Qwilleran offered to take Miss Berry to dinner, but she said she had other plans. As he accompanied her to the door he asked casually, "By the way, what happens if you heat up a kiln too fast?"

"You lose a month's work! The pots explode! It's the most heartbreaking fireworks you ever heard — pop! pop! pop! — one after the other, and it's too late to do anything about it."

Qwilleran was glad Miss Berry had other plans. He wanted to dine alone, to think. First he telephoned Dan Graham's loft and invited the potter in for a drink after dinner. To celebrate, he said. Then he went to Joe Pike's Seafood Hut.

It was a frustrating situation. Qwilleran had all kinds of curious notions that a crime had been committed but no proof — except the forged endorsement on a altered check.
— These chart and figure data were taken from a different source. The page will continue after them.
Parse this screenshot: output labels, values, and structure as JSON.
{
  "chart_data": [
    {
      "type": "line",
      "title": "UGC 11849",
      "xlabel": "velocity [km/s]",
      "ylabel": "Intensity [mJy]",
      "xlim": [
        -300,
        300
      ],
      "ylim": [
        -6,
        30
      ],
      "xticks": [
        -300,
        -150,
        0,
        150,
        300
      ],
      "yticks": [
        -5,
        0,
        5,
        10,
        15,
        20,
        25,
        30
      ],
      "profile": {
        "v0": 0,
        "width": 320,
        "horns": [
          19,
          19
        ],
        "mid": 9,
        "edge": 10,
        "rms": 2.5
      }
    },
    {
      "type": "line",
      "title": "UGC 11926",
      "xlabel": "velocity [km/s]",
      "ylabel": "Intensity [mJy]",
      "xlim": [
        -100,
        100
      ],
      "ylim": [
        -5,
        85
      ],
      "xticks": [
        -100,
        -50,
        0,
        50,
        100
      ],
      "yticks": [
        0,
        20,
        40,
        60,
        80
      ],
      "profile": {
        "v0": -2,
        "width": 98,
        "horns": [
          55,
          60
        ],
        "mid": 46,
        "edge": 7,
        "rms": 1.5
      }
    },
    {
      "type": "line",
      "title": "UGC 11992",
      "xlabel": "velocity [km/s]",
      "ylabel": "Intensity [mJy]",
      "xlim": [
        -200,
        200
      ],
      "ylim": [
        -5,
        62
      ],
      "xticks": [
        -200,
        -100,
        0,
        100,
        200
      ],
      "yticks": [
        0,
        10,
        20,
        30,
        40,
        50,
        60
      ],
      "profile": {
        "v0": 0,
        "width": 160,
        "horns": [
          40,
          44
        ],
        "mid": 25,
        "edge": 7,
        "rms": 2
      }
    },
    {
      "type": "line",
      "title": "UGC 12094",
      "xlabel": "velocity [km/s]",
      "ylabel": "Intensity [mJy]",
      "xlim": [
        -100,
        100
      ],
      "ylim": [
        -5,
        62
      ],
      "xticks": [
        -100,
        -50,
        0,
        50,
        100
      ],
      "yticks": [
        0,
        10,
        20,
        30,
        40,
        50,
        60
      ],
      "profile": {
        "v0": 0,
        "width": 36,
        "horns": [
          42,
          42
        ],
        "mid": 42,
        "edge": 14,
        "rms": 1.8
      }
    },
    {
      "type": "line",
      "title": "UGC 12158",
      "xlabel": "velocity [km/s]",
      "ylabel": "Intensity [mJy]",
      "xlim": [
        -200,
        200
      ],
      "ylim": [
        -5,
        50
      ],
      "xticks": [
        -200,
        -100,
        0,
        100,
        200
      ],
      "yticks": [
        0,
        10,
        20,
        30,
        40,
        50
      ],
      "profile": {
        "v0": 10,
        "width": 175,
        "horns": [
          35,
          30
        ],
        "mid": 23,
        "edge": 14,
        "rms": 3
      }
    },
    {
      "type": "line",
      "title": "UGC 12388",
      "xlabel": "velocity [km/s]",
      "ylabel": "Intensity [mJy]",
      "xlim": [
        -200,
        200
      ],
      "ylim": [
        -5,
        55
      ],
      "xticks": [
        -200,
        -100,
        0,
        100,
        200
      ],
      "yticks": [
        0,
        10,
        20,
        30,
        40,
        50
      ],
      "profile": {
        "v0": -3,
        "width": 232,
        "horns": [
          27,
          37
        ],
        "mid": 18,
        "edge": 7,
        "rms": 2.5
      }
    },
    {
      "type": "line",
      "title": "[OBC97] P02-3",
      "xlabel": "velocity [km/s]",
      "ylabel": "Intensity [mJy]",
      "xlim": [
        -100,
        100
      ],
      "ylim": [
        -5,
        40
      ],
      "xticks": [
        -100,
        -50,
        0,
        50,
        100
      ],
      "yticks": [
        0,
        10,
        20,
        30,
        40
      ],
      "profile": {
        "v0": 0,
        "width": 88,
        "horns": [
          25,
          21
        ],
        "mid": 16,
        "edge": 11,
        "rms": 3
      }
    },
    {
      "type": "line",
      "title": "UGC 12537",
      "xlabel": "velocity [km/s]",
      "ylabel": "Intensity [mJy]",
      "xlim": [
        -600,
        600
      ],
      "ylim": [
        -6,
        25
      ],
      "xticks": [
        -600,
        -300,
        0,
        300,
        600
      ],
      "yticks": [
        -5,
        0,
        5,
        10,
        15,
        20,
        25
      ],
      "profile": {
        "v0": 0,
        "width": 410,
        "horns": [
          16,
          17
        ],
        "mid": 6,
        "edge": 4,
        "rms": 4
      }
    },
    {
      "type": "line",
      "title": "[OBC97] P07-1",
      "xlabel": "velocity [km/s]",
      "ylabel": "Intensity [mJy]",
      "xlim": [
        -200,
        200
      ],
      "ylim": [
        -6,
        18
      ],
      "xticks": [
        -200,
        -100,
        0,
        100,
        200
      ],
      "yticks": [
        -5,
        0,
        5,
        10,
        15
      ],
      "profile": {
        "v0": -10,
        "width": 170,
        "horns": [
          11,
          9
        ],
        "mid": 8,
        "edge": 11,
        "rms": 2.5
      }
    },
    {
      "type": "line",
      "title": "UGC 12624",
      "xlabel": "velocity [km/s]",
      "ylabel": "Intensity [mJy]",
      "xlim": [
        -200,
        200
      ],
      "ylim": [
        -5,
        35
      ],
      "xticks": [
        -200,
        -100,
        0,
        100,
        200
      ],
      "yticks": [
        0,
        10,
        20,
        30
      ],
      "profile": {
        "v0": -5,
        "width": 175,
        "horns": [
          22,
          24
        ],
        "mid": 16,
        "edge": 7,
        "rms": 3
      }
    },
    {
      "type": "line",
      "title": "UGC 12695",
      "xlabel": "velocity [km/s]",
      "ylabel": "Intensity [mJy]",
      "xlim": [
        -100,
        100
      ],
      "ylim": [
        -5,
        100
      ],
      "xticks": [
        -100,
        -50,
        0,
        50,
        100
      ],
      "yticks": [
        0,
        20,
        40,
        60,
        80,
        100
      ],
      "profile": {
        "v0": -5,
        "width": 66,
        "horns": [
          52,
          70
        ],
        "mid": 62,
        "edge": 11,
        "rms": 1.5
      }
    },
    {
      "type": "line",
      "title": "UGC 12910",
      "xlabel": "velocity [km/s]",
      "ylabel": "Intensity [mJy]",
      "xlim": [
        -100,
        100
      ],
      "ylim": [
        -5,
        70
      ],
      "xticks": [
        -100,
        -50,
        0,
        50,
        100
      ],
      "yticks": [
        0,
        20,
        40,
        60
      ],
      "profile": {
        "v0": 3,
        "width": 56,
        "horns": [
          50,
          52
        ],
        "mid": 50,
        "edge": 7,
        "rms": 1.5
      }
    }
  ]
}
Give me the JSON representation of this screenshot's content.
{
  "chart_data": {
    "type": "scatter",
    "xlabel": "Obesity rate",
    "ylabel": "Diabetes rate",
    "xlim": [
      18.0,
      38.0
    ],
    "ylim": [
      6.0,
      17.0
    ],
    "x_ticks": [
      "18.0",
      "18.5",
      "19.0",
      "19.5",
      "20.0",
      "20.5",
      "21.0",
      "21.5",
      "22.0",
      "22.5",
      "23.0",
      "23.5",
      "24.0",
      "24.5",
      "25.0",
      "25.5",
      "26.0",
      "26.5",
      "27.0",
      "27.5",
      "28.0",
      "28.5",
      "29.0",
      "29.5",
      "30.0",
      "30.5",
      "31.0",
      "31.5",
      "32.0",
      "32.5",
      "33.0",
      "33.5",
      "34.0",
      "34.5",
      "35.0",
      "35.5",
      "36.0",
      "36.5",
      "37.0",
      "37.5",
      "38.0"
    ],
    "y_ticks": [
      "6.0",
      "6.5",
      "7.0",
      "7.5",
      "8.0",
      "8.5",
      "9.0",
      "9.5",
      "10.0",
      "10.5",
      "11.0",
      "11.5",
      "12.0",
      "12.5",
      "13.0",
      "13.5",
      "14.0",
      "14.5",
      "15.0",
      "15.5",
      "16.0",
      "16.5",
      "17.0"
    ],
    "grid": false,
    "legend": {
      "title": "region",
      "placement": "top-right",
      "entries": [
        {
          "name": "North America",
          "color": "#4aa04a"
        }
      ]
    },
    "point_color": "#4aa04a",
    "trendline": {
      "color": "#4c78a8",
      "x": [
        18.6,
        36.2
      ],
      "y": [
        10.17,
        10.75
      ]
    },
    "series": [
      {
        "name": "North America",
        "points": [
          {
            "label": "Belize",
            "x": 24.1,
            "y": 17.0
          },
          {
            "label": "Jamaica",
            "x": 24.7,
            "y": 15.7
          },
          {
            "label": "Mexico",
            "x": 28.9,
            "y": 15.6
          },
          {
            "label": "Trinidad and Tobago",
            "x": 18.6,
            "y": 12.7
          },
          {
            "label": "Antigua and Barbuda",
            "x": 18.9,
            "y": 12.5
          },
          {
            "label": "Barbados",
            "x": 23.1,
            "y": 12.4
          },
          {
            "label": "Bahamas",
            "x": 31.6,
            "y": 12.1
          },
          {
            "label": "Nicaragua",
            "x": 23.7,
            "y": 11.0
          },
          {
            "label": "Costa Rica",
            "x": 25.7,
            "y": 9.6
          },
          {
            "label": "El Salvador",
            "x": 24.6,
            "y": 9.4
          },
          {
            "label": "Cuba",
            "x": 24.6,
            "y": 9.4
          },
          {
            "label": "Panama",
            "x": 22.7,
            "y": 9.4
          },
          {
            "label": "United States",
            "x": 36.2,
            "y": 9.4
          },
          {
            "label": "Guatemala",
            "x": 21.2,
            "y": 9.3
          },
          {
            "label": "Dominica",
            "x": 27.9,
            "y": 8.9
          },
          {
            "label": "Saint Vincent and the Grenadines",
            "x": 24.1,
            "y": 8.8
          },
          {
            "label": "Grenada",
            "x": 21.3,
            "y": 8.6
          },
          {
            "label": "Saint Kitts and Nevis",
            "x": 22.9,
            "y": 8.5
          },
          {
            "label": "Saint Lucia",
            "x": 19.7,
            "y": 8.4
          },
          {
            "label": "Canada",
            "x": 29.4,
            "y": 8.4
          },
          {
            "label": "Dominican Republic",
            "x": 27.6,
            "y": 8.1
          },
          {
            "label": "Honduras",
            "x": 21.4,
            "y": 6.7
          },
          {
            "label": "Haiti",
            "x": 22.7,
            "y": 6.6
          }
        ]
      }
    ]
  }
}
Added to the baffling evidence now was the frogman's report. According to his description of the "crockery" found in the river, Dan had dumped a load of broken pots. They were round pots! Joy's work, not his own. And the bright blues and greens described by the diver were the Living Glaze. Even in the muddy water, the diver said, the fragments glowed.

As Qwilleran sipped the green turtle soup, he feared that the situation was hopeless. With the baked clams he began to take heart. Halfway through the red snapper he hit upon an idea, and the salad brought him to a decision. He would take the bold step — a confrontation with Dan — and hope to expose the potter's hand. The manner of approach was the crucial factor. He was sure he could handle it.

Dan arrived at Number Six about nine o'clock, glowing with the day's success. Patting his stomach, he said, "You missed a good supper downstairs. Pork chops and some kind of mashed potatoes. I don't go for the fancy grub that Maus cooks, but the housekeeper can put on an honest-to-gosh feed when she wants to. I'm a meat-and-potatoes man myself. How about you?"

"I can eat anything," Qwilleran said over his shoulder as he rattled ice cubes. "What do you like with your bourbon?"